My sister Ashlae and I decided to run a quick errand, since our babies were on their way to the hospital with their dads. We hadn't come prepared for an all-day hospital stay with kids. But just a few minutes out of the parking lot, we got a call to come back to the hospital. It looked like my dad might not make it. We turned the car around, and I panicked. I prayed out loud in the car.

Please, God, do not let him die. Do not let him die.

And I started to realize that this might not be so simple after all.

We had no idea what kind of damage was done as a result of my dad's fall. There was so much swelling in his brain. The neurologist said that we wouldn't know anything much until he woke up. We never considered that he might not wake up.

For several days, we waited for his heart rate and blood pressure to stabilize. There was a tangible burden lifted when the doctor finally told us that he thought my dad was "out of the woods". He said the recovery might be slow, but we would just have to wait and see. We expected that within a week or two, he would be fine. Even if he wasn't completely healed and back to himself, we never expected what would come next.

What came next was waiting.

Long days of uncertainty. Days turning into weeks. Weeks turning into months.
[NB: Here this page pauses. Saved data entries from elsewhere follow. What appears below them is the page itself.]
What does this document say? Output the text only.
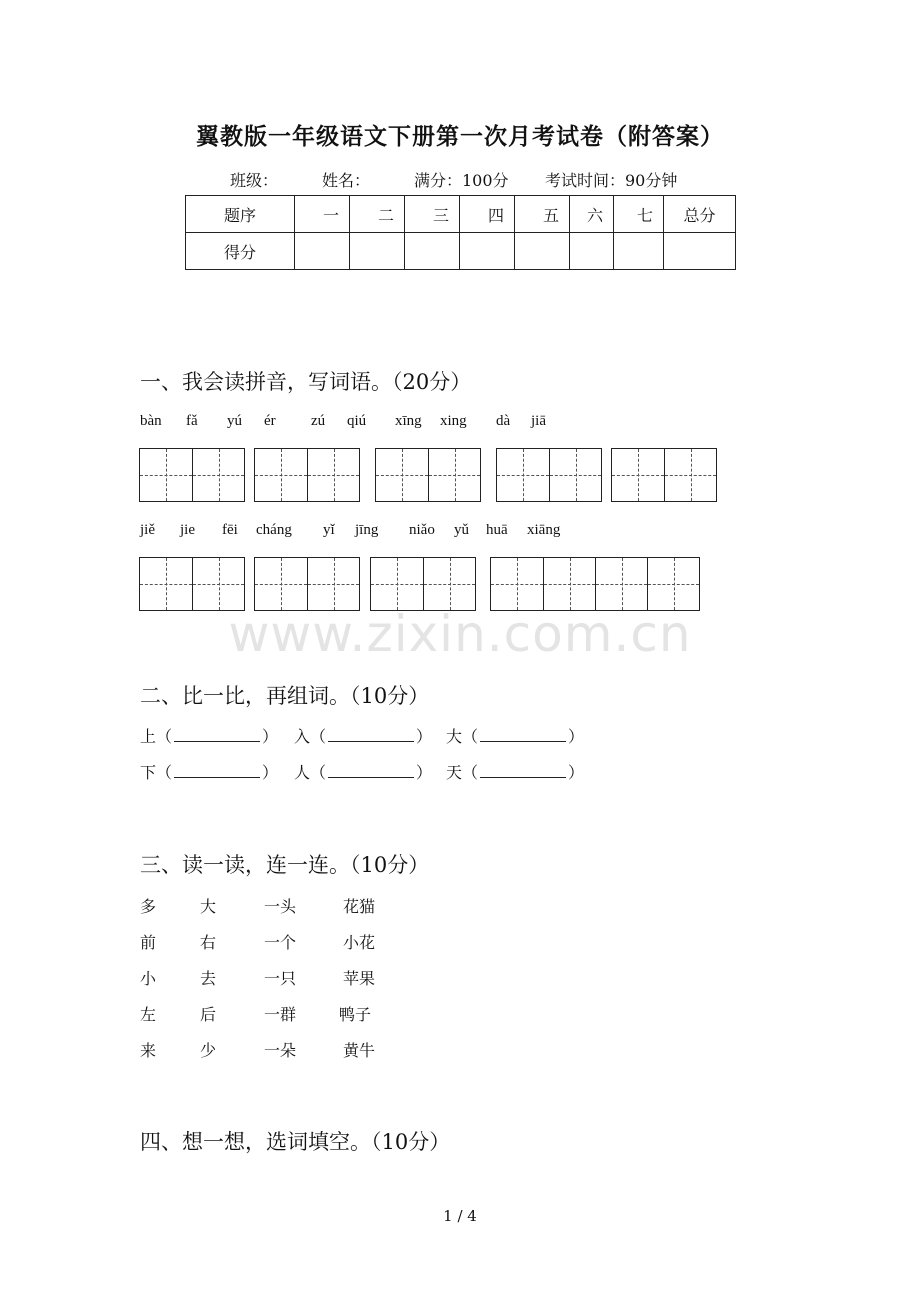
翼教版一年级语文下册第一次月考试卷（附答案）
班级：	姓名：	满分：100分 考试时间：90分钟
题序	一	二	三	四	五	六	七	总分
得分								
一、我会读拼音，写词语。（20分）
bàn fǎ yú ér zú qiú xīng xing dà jiā
jiě jie fēi cháng yǐ jīng niǎo yǔ huā xiāng
www.zixin.com.cn
二、比一比，再组词。（10分）
上（	） 入（	） 大（	）
下（	） 人（	） 天（	）
三、读一读，连一连。（10分）
多	大	一头	花猫
前	右	一个	小花
小	去	一只	苹果
左	后	一群	鸭子
来	少	一朵	黄牛
四、想一想，选词填空。（10分）
1 / 4
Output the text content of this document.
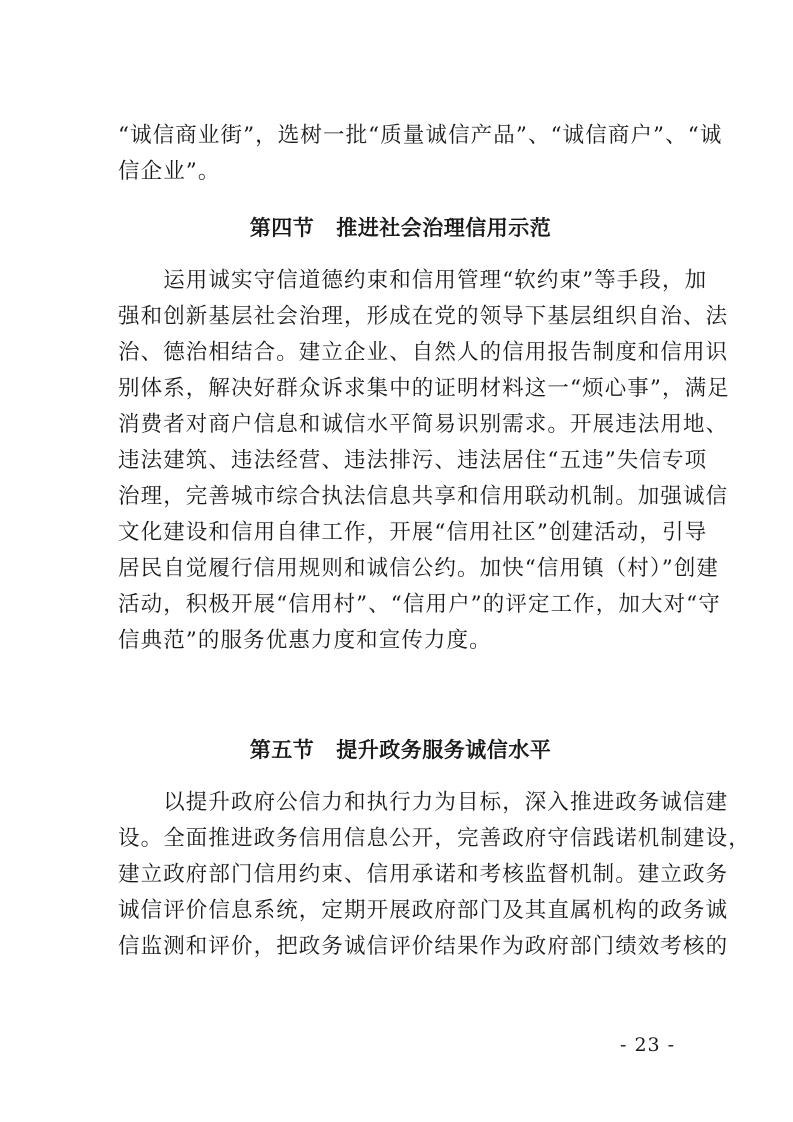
“诚信商业街”，选树一批“质量诚信产品”、“诚信商户”、“诚
信企业”。
第四节 推进社会治理信用示范
　　运用诚实守信道德约束和信用管理“软约束”等手段，加
强和创新基层社会治理，形成在党的领导下基层组织自治、法
治、德治相结合。建立企业、自然人的信用报告制度和信用识
别体系，解决好群众诉求集中的证明材料这一“烦心事”，满足
消费者对商户信息和诚信水平简易识别需求。开展违法用地、
违法建筑、违法经营、违法排污、违法居住“五违”失信专项
治理，完善城市综合执法信息共享和信用联动机制。加强诚信
文化建设和信用自律工作，开展“信用社区”创建活动，引导
居民自觉履行信用规则和诚信公约。加快“信用镇（村）”创建
活动，积极开展“信用村”、“信用户”的评定工作，加大对“守
信典范”的服务优惠力度和宣传力度。
第五节 提升政务服务诚信水平
　　以提升政府公信力和执行力为目标，深入推进政务诚信建
设。全面推进政务信用信息公开，完善政府守信践诺机制建设，
建立政府部门信用约束、信用承诺和考核监督机制。建立政务
诚信评价信息系统，定期开展政府部门及其直属机构的政务诚
信监测和评价，把政务诚信评价结果作为政府部门绩效考核的
- 23 -
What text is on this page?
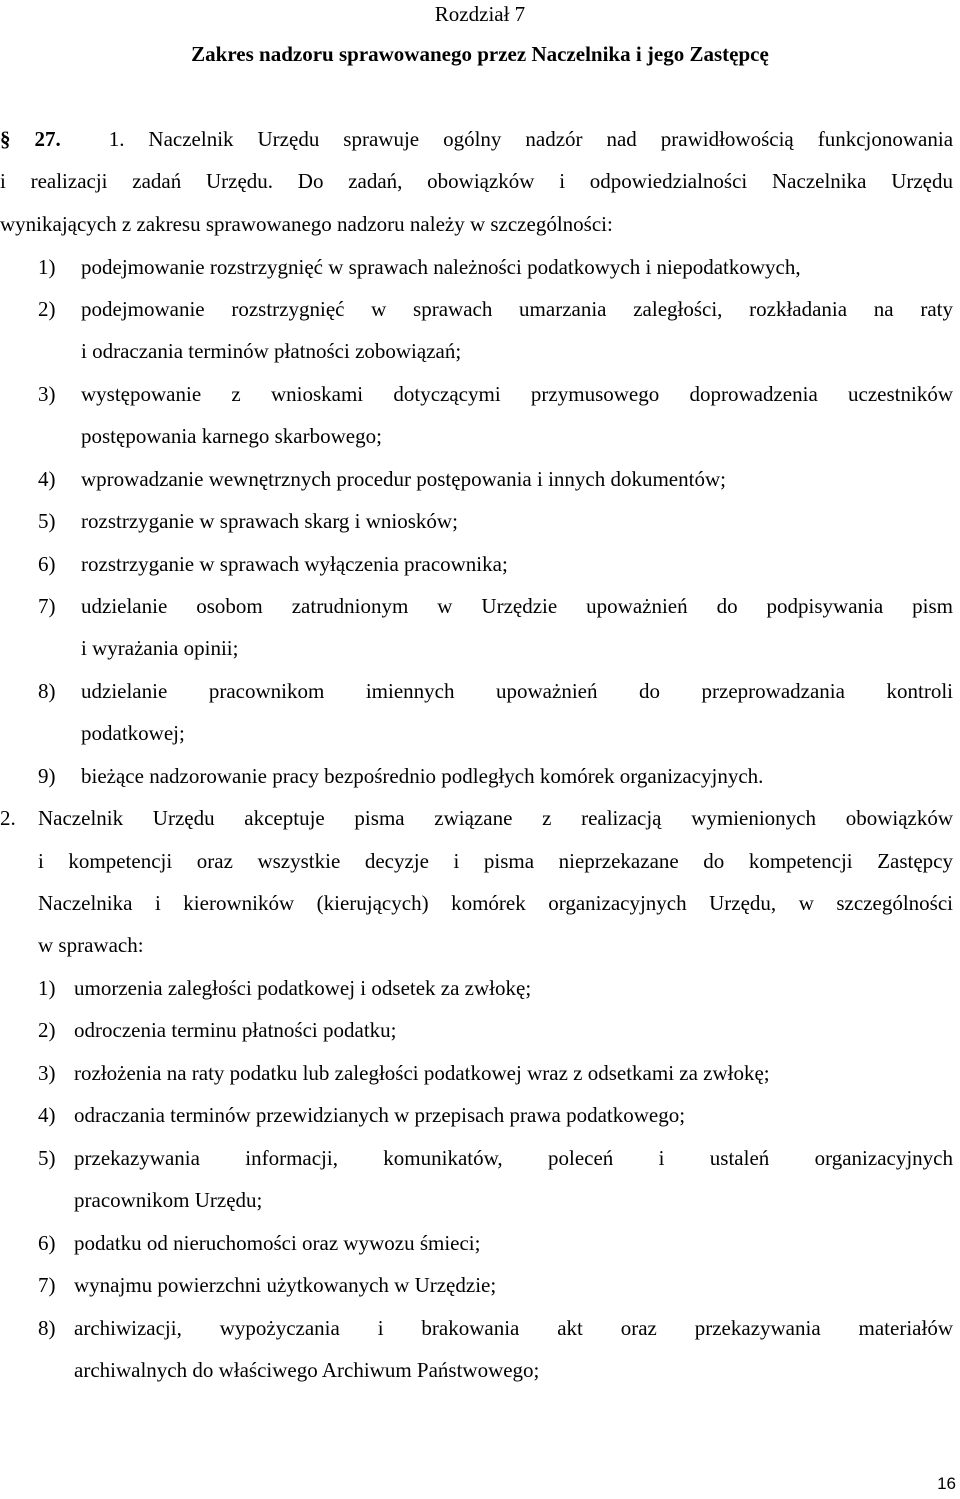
Rozdział 7
Zakres nadzoru sprawowanego przez Naczelnika i jego Zastępcę
§ 27. 1. Naczelnik Urzędu sprawuje ogólny nadzór nad prawidłowością funkcjonowania
i realizacji zadań Urzędu. Do zadań, obowiązków i odpowiedzialności Naczelnika Urzędu
wynikających z zakresu sprawowanego nadzoru należy w szczególności:
1) podejmowanie rozstrzygnięć w sprawach należności podatkowych i niepodatkowych,
2) podejmowanie rozstrzygnięć w sprawach umarzania zaległości, rozkładania na raty
i odraczania terminów płatności zobowiązań;
3) występowanie z wnioskami dotyczącymi przymusowego doprowadzenia uczestników
postępowania karnego skarbowego;
4) wprowadzanie wewnętrznych procedur postępowania i innych dokumentów;
5) rozstrzyganie w sprawach skarg i wniosków;
6) rozstrzyganie w sprawach wyłączenia pracownika;
7) udzielanie osobom zatrudnionym w Urzędzie upoważnień do podpisywania pism
i wyrażania opinii;
8) udzielanie pracownikom imiennych upoważnień do przeprowadzania kontroli
podatkowej;
9) bieżące nadzorowanie pracy bezpośrednio podległych komórek organizacyjnych.
2. Naczelnik Urzędu akceptuje pisma związane z realizacją wymienionych obowiązków
i kompetencji oraz wszystkie decyzje i pisma nieprzekazane do kompetencji Zastępcy
Naczelnika i kierowników (kierujących) komórek organizacyjnych Urzędu, w szczególności
w sprawach:
1) umorzenia zaległości podatkowej i odsetek za zwłokę;
2) odroczenia terminu płatności podatku;
3) rozłożenia na raty podatku lub zaległości podatkowej wraz z odsetkami za zwłokę;
4) odraczania terminów przewidzianych w przepisach prawa podatkowego;
5) przekazywania informacji, komunikatów, poleceń i ustaleń organizacyjnych
pracownikom Urzędu;
6) podatku od nieruchomości oraz wywozu śmieci;
7) wynajmu powierzchni użytkowanych w Urzędzie;
8) archiwizacji, wypożyczania i brakowania akt oraz przekazywania materiałów
archiwalnych do właściwego Archiwum Państwowego;
16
Hospital visits. Short conversations with nurses about medical procedures and conditions that we didn't understand... until we did. Scary he-is-not-going-to-make-it moments... except he did. Songs sung by a hospital bedside. Scripture read. Prayers prayed. Conversations where we would talk and try hard not to notice that he wasn't talking back.

He woke up in the only ways his injured brain would let him. The occasional eye flutter. The slightest hand squeeze. The doctors said it was all nothing. I will never believe that it was nothing. But I also know that he was never fully aware. And I am thankful that he wasn't. It would have been a hard way to live life, unable but also aware.

We had him for eight months like this before he was gone. Like really gone. We had said the things we needed to say. We were tired. He was tired. With one illness, he was freed.

On the day of my dad's accident, we had so much hope. It was a hard day, but we believed that God would be faithful and that His will would be done.

Here we are, two long years later- and can I just tell you- we still have hope. We will see him again. And we still believe that God is faithful.

But.

My faith has been shaken.

I don't understand why.

Some days prayer doesn't come easy.

I miss him terribly.

And it still doesn't feel fair.

And for now. This is just it. This is how it feels. This is what we have.